Havia duas opções: ou algo muito grave acontecera ou essa história toda era uma armadilha e eu estava muito mais propenso a acreditar na segunda opção. Ainda assim não consegui demover Chi Fu. Para um homem do imperador ele havia se deixado levar rapidamente pelo chamado absurdo. Provavelmente ele também estava cansado de permanecer no acampamento depois de dias treinando os recrutas e trocando farpas comigo.

Assim como ele eu também daria tudo para colocar os homens na batalha, mas se pudesse escolher não o faria dessa forma e Chi Fu não me dera tempo para enviar outro emissário confirmando o requisito de meu pai, além do mais, se algo urgente tivesse acontecido ele sequer teria tempo de me responder.

Avançamos lentamente.

Os homens começaram a cantar lá pelo entardecer enquanto atravessávamos longos campos de arroz com jovenzinhas mergulhadas até os tornozelos com seus cestos.

Viu, Shang? É disso que você precisa. Jovenzinhas camponesas mergulhadas em lagos, sorrindo, acenando e desviando o olhar quando você passa. Você precisa de...

Alguém para quem voltar.

Olhei por sobre o ombro brevemente enquanto a melodia ia crescendo, chegando até mim no começo da fila. Zhen balançou as orelhas e bufou, ecoando meus pensamentos. Os soldados cantavam sobre suas mulheres ideais, aquelas por quem eles voltariam da guerra, aquelas que fariam comida para eles, curariam suas feridas e...

Atrasei um pouco o passo de Zhen tentando ouvir o que Ping cantaria. Sabe-se lá por que eu estava curioso, mas ele parecia contrariado com a cantoria e quando seus amigos o envolveram pelos ombros, cantarolando, Ping perguntou o que os demais achariam de uma mulher que usasse o cérebro, o que claramente não agradou aos demais. Eu sorri e avancei com Zhen. Então esse era o tipo de Ping? Mulheres inteligentes? Quase ri tentando imaginar como alguém tão franzino e atrapalhado como ele conquistaria uma mulher inteligente.

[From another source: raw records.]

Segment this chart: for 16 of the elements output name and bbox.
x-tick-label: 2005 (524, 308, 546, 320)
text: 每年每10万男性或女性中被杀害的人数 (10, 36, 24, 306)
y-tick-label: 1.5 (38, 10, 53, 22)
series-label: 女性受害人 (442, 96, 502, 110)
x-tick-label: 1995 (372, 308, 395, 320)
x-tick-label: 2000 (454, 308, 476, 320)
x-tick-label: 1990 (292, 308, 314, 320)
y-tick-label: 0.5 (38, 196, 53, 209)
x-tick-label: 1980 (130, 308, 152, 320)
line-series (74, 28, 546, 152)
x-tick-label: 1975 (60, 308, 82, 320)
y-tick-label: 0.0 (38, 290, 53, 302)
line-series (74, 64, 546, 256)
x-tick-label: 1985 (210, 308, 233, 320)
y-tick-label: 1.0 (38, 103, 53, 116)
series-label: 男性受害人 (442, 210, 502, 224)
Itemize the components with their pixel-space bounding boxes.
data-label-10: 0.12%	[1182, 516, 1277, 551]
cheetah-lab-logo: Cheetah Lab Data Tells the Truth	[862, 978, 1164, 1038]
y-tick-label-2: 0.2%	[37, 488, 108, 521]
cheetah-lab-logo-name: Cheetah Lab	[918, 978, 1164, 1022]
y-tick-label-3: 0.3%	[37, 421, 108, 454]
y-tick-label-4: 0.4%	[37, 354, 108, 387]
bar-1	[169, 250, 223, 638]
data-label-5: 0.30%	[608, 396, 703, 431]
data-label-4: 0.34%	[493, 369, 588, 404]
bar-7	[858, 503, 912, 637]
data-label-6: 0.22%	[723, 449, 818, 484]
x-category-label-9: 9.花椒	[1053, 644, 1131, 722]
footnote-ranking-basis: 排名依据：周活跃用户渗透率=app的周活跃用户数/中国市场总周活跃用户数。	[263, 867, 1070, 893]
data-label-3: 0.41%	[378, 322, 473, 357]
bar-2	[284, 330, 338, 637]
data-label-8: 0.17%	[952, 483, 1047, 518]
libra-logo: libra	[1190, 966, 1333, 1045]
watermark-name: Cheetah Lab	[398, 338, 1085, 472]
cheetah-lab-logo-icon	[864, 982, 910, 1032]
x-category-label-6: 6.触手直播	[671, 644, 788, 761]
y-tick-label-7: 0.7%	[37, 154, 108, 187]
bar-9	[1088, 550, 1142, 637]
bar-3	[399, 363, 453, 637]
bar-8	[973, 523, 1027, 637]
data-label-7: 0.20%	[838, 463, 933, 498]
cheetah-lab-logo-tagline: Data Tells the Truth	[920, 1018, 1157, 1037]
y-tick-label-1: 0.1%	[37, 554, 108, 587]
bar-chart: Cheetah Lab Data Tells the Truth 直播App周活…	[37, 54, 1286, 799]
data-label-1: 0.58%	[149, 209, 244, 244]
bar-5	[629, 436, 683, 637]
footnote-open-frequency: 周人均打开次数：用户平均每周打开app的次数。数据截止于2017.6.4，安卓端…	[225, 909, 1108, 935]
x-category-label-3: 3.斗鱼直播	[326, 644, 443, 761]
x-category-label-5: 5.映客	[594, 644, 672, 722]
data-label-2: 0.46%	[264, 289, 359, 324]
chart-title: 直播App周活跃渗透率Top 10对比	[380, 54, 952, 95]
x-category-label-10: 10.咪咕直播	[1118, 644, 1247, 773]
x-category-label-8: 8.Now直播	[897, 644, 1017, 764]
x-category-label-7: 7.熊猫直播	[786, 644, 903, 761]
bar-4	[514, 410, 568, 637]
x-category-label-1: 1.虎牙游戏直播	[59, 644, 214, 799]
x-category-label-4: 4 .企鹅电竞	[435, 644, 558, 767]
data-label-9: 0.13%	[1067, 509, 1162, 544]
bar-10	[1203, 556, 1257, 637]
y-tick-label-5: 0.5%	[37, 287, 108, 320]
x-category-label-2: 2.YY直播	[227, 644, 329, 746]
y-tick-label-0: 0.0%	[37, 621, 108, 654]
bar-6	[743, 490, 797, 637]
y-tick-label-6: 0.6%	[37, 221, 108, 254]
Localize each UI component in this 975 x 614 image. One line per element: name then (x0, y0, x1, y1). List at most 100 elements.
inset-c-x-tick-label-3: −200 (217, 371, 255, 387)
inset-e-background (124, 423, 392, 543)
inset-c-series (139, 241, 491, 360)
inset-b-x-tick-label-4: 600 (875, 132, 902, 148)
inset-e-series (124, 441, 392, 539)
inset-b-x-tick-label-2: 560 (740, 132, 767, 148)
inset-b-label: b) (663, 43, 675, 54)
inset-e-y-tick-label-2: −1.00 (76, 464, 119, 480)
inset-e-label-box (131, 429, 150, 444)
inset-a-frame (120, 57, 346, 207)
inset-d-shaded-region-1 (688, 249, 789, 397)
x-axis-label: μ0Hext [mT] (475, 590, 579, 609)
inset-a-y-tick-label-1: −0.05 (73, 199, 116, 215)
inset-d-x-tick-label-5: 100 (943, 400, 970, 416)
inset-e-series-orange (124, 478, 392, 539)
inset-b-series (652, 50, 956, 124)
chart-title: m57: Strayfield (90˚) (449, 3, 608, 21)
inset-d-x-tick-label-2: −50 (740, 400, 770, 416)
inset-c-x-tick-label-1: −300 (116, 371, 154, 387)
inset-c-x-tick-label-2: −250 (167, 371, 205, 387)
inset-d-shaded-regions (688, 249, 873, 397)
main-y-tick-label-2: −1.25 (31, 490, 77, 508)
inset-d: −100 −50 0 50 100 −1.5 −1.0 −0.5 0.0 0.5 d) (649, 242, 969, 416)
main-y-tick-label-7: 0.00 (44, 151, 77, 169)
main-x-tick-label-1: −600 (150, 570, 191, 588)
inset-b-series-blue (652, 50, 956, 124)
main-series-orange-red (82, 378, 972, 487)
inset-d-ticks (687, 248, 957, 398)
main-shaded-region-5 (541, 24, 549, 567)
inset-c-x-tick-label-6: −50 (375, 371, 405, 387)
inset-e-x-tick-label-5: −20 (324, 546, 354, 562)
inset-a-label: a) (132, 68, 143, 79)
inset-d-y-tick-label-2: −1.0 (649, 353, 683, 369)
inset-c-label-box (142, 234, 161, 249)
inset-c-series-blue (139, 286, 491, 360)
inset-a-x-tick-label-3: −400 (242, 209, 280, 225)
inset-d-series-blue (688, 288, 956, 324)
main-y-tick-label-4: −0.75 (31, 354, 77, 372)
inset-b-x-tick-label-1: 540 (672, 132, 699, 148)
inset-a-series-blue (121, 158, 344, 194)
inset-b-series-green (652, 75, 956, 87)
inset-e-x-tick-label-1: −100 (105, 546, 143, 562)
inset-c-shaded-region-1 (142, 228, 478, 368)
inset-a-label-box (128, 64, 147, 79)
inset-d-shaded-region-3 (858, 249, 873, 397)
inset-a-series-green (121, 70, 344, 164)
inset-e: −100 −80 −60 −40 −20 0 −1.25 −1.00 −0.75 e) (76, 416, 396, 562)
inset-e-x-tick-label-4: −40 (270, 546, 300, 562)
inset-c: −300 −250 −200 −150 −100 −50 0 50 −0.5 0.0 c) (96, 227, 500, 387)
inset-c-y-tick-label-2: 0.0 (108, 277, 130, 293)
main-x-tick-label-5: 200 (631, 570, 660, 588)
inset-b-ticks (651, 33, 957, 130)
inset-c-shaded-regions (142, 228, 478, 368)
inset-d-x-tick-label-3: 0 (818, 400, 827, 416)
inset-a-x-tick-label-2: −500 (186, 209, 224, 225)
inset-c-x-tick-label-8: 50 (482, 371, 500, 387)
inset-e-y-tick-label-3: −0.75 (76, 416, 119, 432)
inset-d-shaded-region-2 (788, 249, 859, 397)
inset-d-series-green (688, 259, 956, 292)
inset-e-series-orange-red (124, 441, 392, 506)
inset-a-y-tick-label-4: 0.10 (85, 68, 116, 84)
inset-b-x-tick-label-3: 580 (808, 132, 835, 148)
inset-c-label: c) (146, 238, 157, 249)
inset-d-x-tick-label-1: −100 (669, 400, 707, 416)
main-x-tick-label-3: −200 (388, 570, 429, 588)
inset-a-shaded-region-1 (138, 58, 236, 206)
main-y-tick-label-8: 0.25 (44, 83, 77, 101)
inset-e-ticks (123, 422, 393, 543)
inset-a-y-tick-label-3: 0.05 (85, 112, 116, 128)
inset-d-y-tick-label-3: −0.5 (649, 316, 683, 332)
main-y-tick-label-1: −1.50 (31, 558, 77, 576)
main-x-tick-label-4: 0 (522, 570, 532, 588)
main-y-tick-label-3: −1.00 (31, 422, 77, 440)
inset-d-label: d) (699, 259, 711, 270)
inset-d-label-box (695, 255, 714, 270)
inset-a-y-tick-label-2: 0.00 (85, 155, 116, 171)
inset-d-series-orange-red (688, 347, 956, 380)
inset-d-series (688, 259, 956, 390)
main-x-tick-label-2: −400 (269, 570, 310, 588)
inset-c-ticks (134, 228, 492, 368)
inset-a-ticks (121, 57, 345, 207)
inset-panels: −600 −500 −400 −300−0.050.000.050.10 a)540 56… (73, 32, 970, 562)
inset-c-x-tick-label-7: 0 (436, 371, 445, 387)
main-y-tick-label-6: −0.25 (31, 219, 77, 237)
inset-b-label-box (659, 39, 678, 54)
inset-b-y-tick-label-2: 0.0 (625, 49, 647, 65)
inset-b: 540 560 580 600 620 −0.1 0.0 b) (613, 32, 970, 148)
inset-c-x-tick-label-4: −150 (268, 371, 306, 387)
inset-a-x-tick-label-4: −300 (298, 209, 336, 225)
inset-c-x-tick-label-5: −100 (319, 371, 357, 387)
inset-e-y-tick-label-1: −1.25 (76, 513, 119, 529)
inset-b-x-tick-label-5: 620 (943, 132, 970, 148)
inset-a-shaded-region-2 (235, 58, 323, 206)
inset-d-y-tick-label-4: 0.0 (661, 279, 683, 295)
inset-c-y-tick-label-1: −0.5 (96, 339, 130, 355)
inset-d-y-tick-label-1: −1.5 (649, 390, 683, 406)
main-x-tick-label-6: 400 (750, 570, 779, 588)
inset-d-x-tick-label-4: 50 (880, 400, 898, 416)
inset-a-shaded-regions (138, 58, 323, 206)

Bem, eu não era um expert em mulheres. Talvez elas se atraíssem por tipos como Ping... Talvez eu devesse mesmo apresenta-lo a Qingshan. Ela daria trabalho a ele... Ou não. Eles pareciam ter um jeito parecido, um espírito rebelde. Pensando bem eram parecidos até demais, até a altura deles era semelhante e quanto mais observava, mais parecidos se tornavam.

O pensamento me desagradou tanto que galopei com Zhen para a ponta da fila, passando por Chi Fu, que cobria o rosto com o capuz ao cantar algo junto com os demais. Ora, quem diria que ele cantava?

Meu dia estava cheio de surpresas.

Tentei esquecer a maldita cantoria, mas agora só conseguia me perguntar o que eu desejava. O que te agrada, Li Shang? Parece que todos os demais sabem o que gostam, até o ingênuo Ping... Me peguei olhando por cima do ombro para ele, desta vez prestes a receber bolas de neve dos colegas. O grupo continuava cantando. Chega. Eu não tinha a intenção de ficar me comparando com os demais ou reparando em um garoto novato.

Começara a nevar e vi no horizonte a bandeira do acampamento. Galopei em direção a ele como se fugisse de demônios que me caçavam, mas mal sabia que estava caindo nas garras de outro pesadelo, pois o acampamento de meu pai no front tinha sido destruído.

Assim todos os pensamentos sumiram de minha mente, substituídos por puro terror.